New Audi Q7 confirmed as third-generation SUV nears reveal
02/06/2026
Audi has officially confirmed that a new third-generation Q7 is coming.
The new Q7 will continue a nameplate that started in 2005, when Audi entered the full-size premium SUV world with a car that quickly became one of its most important family models. But this time, there is a twist. The new Q7 is arriving just as Audi prepares the even larger Q9, which will become the true SUV flagship of the brand.
A new Q7 after more than a decade
Audi says the third-generation Q7 will build on more than 20 years of success, combining versatility, confidence and premium status. That is exactly what the Q7 has always been about. It was never the flashiest SUV in its class. It was never the loudest. But it became a default choice for buyers who wanted space, comfort, quattro confidence and a premium interior without necessarily shouting about it.
The next generation will need to modernise that formula. Audi promises a more sporty and powerful design, a highly versatile interior, first-class materials, user-centric technologies and a wide range of driving characteristics, from comfortable to dynamic.
First official glimpse: Alopias Blue and cleaner details
Audi’s first teaser does not reveal much, but it does give us a first look at the side of the SUV in a new colour called Alopias Blue Metallic. The details we can see are conservative but telling: conventional door handles, redesigned mirrors, chrome window trim, an S line badge and a clean character line through the doors.

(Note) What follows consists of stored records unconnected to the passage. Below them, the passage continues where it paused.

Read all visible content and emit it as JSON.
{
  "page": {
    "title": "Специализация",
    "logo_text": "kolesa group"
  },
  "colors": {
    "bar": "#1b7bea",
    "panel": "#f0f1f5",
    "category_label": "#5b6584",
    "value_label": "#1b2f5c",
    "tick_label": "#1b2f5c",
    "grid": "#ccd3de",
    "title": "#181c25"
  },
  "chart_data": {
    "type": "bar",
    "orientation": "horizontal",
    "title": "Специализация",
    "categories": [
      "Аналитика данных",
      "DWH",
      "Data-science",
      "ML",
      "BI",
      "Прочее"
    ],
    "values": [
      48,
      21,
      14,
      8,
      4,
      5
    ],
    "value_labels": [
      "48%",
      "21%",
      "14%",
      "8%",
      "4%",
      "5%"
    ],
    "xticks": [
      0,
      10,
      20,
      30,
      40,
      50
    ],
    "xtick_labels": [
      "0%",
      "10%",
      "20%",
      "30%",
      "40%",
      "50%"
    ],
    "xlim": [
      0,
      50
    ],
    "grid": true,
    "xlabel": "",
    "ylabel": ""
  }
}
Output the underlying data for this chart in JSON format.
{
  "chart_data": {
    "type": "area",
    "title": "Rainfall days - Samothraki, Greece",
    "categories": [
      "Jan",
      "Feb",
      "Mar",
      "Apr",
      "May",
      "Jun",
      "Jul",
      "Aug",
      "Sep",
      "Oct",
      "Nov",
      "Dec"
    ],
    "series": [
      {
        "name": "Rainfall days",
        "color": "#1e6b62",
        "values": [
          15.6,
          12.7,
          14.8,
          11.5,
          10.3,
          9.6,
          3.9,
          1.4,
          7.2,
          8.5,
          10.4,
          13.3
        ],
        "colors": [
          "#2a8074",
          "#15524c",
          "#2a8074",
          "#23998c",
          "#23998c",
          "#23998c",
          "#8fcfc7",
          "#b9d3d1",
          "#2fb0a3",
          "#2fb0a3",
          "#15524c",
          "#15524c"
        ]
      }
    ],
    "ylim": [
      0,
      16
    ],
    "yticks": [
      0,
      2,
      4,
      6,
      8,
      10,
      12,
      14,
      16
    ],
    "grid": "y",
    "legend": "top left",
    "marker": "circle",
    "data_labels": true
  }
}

In other words, Audi is not trying to turn the Q7 into a design experiment. That is probably smart. The Q7 customer usually does not want drama for the sake of drama. They want confidence, quality and presence. If the full design follows that logic, the new Q7 should look sharper without becoming desperate.
The Q9 changes the Q7’s position
The most interesting part is not the Q7 itself. It is the Q9. Audi has confirmed that the new Q7 will join the first-ever Q9, which is set to top the SUV line-up when it makes its world debut at the start of the second half of the year. That means the Q7 is no longer Audi’s biggest SUV statement.
The Q9 will likely become the brand’s more luxurious answer to models like the BMW X7 and Mercedes-Benz GLS, while the Q7 remains the more versatile, slightly more restrained seven-seat premium SUV. That could actually help the Q7. Instead of trying to be everything at once, it can focus on being the smart, practical and dynamic large Audi SUV.
AutoNext Take
The new Q7 is important for Audi. Not because it will be the biggest SUV in the range. That job is moving to the Q9. But because the Q7 is the one that still needs to make the most sense. It has to carry families, tow things, cross countries, feel premium, offer proper technology and still drive like an Audi. That is a more difficult task than simply being large and expensive.
The good news is that Audi knows this segment extremely well. The risk is that the new Q7 becomes too conservative at a time when the market is moving fast. Chinese EV brands are pushing technology. BMW is pushing presence. Mercedes is pushing luxury. Volvo is pushing safety and electrification.